People from rice provinces were more likely than people from wheat provinces to draw themselves smaller than they drew their friends. [...] On average, people from wheat provinces self-inflated 1.5 mm (closer to Europeans), and people from rice provinces self-inflated -0.03 mm (similar to Japanese). (Talhelm et al., 2014)
Loyalty/nepotism
One defining feature of collectivistic cultures is that they draw a sharp distinction between friends and strangers. A previous study measured this by having people imagine going into a business deal with (i) an honest friend, (ii) a dishonest friend, (iii) an honest stranger, and (iv) a dishonest stranger. In the stories, the friend or stranger's lies cause the participant to lose money in a business deal, and the honesty causes the participant to make more money. In each case, the participants have a chance to use their own money to reward or punish the other person.

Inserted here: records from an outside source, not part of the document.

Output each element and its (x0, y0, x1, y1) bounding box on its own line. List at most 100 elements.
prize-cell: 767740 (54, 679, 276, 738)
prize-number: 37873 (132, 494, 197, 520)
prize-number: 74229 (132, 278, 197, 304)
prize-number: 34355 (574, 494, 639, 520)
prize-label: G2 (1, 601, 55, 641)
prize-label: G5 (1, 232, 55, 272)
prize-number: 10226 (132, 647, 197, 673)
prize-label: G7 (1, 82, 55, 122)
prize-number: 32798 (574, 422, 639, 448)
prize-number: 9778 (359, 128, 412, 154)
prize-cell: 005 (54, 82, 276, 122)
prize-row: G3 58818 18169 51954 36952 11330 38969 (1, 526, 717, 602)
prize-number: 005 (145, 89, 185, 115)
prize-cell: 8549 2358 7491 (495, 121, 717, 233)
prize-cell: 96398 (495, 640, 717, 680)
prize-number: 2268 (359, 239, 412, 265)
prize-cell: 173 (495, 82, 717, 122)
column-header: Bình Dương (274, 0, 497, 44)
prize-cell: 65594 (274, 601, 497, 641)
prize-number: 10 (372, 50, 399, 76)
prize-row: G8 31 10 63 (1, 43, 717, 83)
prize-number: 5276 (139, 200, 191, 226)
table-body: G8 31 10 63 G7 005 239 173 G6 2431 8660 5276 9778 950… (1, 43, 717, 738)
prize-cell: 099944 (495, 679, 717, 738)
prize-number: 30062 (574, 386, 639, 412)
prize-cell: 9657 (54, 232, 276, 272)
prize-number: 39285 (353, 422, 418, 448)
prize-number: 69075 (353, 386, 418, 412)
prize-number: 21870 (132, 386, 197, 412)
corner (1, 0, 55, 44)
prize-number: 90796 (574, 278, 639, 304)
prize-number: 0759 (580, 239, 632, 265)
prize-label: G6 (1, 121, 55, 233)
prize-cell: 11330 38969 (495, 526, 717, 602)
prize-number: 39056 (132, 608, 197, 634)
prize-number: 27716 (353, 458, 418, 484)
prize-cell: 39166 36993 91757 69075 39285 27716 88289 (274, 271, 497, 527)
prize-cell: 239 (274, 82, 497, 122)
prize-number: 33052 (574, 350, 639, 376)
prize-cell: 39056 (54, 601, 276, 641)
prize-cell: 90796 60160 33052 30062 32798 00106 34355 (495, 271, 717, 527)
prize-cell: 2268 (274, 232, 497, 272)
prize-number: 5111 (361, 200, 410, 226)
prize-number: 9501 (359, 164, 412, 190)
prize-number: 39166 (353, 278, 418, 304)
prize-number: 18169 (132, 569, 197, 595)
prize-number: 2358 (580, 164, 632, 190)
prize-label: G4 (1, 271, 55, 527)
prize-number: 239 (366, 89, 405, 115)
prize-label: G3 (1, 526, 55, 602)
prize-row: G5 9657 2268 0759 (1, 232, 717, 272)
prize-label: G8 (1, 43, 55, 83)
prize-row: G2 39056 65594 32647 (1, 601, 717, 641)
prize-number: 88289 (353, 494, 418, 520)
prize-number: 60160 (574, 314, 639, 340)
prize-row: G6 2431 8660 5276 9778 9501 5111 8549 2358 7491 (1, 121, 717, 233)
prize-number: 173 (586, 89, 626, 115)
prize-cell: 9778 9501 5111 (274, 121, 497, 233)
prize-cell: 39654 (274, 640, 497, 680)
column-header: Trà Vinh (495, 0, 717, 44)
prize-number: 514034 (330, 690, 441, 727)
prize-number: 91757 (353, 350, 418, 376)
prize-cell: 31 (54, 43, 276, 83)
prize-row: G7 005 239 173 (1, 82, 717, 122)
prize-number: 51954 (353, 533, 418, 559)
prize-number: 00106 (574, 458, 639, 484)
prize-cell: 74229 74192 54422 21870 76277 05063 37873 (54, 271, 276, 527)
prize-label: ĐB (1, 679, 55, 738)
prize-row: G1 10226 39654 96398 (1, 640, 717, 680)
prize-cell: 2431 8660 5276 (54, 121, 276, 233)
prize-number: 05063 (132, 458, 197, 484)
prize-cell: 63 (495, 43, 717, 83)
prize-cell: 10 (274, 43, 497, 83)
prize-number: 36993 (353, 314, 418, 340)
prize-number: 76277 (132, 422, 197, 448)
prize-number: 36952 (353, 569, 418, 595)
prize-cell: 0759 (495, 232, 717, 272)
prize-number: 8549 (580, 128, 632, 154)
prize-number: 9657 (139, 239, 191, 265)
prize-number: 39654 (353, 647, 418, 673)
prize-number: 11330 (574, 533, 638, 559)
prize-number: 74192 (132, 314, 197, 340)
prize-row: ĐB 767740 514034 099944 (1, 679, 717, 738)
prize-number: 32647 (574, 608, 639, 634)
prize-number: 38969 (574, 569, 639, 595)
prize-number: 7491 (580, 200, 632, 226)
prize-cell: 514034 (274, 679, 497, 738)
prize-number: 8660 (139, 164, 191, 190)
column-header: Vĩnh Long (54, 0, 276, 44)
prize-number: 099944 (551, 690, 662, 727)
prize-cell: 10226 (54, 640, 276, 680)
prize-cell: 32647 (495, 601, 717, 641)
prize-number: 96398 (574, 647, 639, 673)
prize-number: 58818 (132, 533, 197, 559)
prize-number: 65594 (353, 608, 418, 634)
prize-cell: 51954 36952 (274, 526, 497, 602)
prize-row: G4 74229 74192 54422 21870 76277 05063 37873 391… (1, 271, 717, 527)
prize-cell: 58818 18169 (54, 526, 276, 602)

The original study found that Singaporeans rewarded their friends much more than they punished them, which could be seen positively as loyalty or negatively as nepotism. Americans were much more likely than Singaporeans to punish their friends for bad behavior.
[...] People from rice provinces were more likely to show loyalty/nepotism [...]. In their treatment of strangers, people from rice and wheat provinces did not differ. (Talhelm et al., 2014)
Gene-culture
co-evolution?
Interestingly,
these findings come from people who have no connection to farming of either
sort. If these psychological traits have survived the transition to a
post-agricultural and largely urban society, how are they passed on? The
question is raised by the authors:
[…] perhaps the parts of culture and thought style we measured are more resistant to change. Or perhaps modernization simply takes more generations to change cultural interdependence and thought style. However, most of our participants were born after China's reform and opening, which started in 1978. Furthermore, Japan, South Korea, and Hong Kong modernized much earlier than China, but they still score less individualistic on international studies of culture than their wealth would predict. (Talhelm et al., 2014)
The authors do not use the term "gene-culture co-evolution" but this seems to be the explanation they implicitly favor. Over many generations, rice farming has selected for a certain package of psychological traits, i.e., less abstract thinking and more functional "holistic" thinking; less individualism and more collectivism; and less impartiality toward strangers and more favoritism towards kin and friends.
The predominance of
rice farming in East Asia may thus explain why East Asian cultures have
developed their pattern of psychological traits:
The rice theory can explain wealthy East Asia's strangely persistent interdependence. China has a rice-wheat split, but Japan and South Korea are complete rice cultures. Most of China's wheat provinces devote less than 20% of farmland to rice paddies. None of Japan's 9 regions or South Korea's 16 regions has that little rice (except for two outlying islands). Japan and Korea's rice legacies could explain why they are still much less individualistic than similarly wealthy countries. (Talhelm et al., 2014)
References
Talhelm, T., X.
Zhang, S. Oishi, C. Shimin, D. Duan, X. Lan, and S. Kitayama. (2014).
Large-scale psychological differences within China explained by rice versus
wheat agriculture, Science, 344, 603-607.